Practical application

Imports by selling agents are made in the following ways:

Type of import Description
Imports to prior order These occur when a buyer has been found by the agent and the goods are imported to fulfil the order. As there is a sale at the time of importation, Method 1 is to be used; the transaction value being the price paid by the buyer including any commission earned by the agent. Invoices raised by either the agent or the seller (supplier) to the buyer are acceptable. The customs value is the invoice price plus any other additions to the price of the goods that are not included in the invoice price.
Imports as buffer stock These are made by agents in respect of long term sales contracts (for example a buyer may order a large quantity to be delivered over a period of time). As the goods relate to an existing sale, there is a price known at the time of importation and therefore buffer stock is treated in the same way as prior order goods.

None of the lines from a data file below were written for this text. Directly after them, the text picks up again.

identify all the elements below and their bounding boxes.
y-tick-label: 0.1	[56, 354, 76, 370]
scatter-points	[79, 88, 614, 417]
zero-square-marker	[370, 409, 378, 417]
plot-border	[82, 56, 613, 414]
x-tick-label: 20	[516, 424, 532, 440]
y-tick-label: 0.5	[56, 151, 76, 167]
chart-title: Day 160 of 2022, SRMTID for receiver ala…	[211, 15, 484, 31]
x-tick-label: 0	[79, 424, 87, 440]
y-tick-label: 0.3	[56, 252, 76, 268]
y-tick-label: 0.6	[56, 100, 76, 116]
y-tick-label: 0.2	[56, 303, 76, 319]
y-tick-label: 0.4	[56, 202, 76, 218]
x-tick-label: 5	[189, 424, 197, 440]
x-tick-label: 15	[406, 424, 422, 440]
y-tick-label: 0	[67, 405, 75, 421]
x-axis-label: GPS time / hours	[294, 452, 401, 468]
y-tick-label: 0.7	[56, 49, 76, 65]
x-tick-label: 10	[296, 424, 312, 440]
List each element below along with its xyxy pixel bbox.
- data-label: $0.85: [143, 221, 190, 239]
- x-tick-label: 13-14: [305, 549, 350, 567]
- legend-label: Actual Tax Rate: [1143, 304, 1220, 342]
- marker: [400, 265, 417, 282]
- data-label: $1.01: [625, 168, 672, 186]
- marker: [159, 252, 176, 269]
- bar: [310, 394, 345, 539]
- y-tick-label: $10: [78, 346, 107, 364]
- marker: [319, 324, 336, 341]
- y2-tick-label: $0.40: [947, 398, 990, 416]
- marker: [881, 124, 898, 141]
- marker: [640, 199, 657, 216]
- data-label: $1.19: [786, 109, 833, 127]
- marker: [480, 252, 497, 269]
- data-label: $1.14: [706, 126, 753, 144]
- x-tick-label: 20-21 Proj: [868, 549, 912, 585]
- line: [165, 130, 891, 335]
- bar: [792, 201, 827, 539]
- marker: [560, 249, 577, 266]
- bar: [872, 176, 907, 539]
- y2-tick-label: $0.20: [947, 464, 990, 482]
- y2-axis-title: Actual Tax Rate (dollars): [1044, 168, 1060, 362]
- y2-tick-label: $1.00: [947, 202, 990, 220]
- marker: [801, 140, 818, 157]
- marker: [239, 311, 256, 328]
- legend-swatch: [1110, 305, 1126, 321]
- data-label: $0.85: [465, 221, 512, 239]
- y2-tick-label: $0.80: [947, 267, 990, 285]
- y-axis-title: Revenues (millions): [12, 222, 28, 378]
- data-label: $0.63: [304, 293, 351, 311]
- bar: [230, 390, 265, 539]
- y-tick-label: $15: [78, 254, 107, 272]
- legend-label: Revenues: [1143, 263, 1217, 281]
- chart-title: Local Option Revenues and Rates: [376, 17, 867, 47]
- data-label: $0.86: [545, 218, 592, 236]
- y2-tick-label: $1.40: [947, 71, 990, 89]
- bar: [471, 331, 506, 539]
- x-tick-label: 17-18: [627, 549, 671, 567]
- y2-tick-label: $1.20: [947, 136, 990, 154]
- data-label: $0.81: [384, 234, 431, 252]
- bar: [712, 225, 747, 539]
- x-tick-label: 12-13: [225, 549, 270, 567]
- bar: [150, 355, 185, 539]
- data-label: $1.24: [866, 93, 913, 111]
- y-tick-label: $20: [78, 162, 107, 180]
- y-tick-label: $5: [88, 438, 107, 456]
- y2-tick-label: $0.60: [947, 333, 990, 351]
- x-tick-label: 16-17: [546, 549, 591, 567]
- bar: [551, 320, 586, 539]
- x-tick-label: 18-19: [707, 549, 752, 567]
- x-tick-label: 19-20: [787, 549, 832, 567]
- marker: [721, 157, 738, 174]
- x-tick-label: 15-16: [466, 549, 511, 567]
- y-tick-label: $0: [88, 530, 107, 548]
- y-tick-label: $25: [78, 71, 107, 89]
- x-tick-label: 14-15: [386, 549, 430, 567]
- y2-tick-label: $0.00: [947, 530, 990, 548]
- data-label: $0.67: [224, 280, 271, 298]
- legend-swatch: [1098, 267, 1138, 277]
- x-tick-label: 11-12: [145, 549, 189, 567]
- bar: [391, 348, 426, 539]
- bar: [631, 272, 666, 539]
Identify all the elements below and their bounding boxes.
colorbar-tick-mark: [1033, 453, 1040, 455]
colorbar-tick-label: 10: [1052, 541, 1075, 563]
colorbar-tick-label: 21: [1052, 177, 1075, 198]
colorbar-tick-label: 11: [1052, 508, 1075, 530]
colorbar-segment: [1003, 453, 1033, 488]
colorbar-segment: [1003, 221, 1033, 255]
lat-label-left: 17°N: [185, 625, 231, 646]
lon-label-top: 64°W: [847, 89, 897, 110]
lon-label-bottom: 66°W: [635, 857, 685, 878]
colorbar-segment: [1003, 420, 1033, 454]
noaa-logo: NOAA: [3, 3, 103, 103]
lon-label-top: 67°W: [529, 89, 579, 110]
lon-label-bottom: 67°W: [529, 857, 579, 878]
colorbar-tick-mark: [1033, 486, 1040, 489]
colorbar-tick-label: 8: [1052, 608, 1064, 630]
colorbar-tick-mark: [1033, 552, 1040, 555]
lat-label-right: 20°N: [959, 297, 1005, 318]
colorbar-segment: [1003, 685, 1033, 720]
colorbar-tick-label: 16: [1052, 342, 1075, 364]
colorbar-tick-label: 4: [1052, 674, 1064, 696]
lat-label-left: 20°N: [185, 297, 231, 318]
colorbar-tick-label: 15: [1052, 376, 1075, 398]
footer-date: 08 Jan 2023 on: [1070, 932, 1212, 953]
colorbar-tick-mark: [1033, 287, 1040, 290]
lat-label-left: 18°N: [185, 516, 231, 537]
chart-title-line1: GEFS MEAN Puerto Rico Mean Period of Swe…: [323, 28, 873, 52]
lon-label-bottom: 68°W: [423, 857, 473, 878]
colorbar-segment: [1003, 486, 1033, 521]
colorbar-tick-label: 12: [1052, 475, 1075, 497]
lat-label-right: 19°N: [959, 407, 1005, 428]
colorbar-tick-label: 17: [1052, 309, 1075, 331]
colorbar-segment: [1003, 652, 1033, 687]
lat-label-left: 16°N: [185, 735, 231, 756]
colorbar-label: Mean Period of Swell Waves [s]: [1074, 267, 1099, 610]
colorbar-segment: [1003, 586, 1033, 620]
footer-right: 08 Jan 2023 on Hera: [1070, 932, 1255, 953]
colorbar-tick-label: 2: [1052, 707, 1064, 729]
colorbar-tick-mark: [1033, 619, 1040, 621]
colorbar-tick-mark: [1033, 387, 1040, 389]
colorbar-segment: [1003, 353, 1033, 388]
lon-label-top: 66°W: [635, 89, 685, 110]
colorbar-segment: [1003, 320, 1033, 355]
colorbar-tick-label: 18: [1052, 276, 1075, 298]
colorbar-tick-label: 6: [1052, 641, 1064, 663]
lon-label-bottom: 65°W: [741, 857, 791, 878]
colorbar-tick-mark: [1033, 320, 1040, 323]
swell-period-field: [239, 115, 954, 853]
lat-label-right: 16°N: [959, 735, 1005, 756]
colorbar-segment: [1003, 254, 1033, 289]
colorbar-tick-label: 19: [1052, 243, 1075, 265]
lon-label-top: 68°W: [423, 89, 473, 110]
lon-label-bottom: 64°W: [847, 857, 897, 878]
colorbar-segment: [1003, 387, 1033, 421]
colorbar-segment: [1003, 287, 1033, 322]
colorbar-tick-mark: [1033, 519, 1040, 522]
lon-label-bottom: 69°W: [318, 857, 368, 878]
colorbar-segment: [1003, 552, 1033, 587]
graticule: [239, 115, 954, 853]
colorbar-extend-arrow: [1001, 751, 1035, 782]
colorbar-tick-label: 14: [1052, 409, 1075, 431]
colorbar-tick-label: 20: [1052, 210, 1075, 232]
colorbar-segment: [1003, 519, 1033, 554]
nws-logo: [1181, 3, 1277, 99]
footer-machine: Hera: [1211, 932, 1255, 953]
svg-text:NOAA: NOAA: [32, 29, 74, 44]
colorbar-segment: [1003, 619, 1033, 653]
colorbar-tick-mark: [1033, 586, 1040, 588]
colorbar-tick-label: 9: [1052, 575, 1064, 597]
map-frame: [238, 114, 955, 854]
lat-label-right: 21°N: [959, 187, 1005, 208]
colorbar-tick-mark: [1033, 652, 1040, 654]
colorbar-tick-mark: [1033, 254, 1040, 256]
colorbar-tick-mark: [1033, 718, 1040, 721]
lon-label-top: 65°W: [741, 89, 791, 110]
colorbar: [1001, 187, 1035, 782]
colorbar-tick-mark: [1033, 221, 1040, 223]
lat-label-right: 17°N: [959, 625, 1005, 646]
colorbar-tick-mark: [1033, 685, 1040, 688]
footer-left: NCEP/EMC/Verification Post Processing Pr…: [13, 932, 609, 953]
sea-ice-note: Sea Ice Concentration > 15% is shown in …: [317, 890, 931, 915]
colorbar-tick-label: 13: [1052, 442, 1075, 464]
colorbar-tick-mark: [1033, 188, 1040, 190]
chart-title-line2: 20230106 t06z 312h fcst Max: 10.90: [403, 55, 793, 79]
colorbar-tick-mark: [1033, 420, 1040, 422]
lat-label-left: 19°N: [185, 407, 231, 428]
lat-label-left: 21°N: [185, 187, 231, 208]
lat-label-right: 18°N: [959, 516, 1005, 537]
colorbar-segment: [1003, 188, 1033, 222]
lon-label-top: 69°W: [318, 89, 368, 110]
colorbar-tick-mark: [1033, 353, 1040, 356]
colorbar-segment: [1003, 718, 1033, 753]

Imports as consignment stock These are made without a buyer or a sale price being known at the time of importation. Once the goods are imported the agent attempts to find a buyer. The goods may be imported direct to free circulation or be placed in customs warehouse. For goods imported direct to free circulation in the EC, Method 1 cannot be used, as there is no sale/transaction. The goods have to be valued for customs purposes under another method (usually Method 6).
For goods placed in customs warehouse and subsequently removed to free circulation, Method 1 is to be considered where the goods are the subject of a sale in warehouse or ex-warehouse.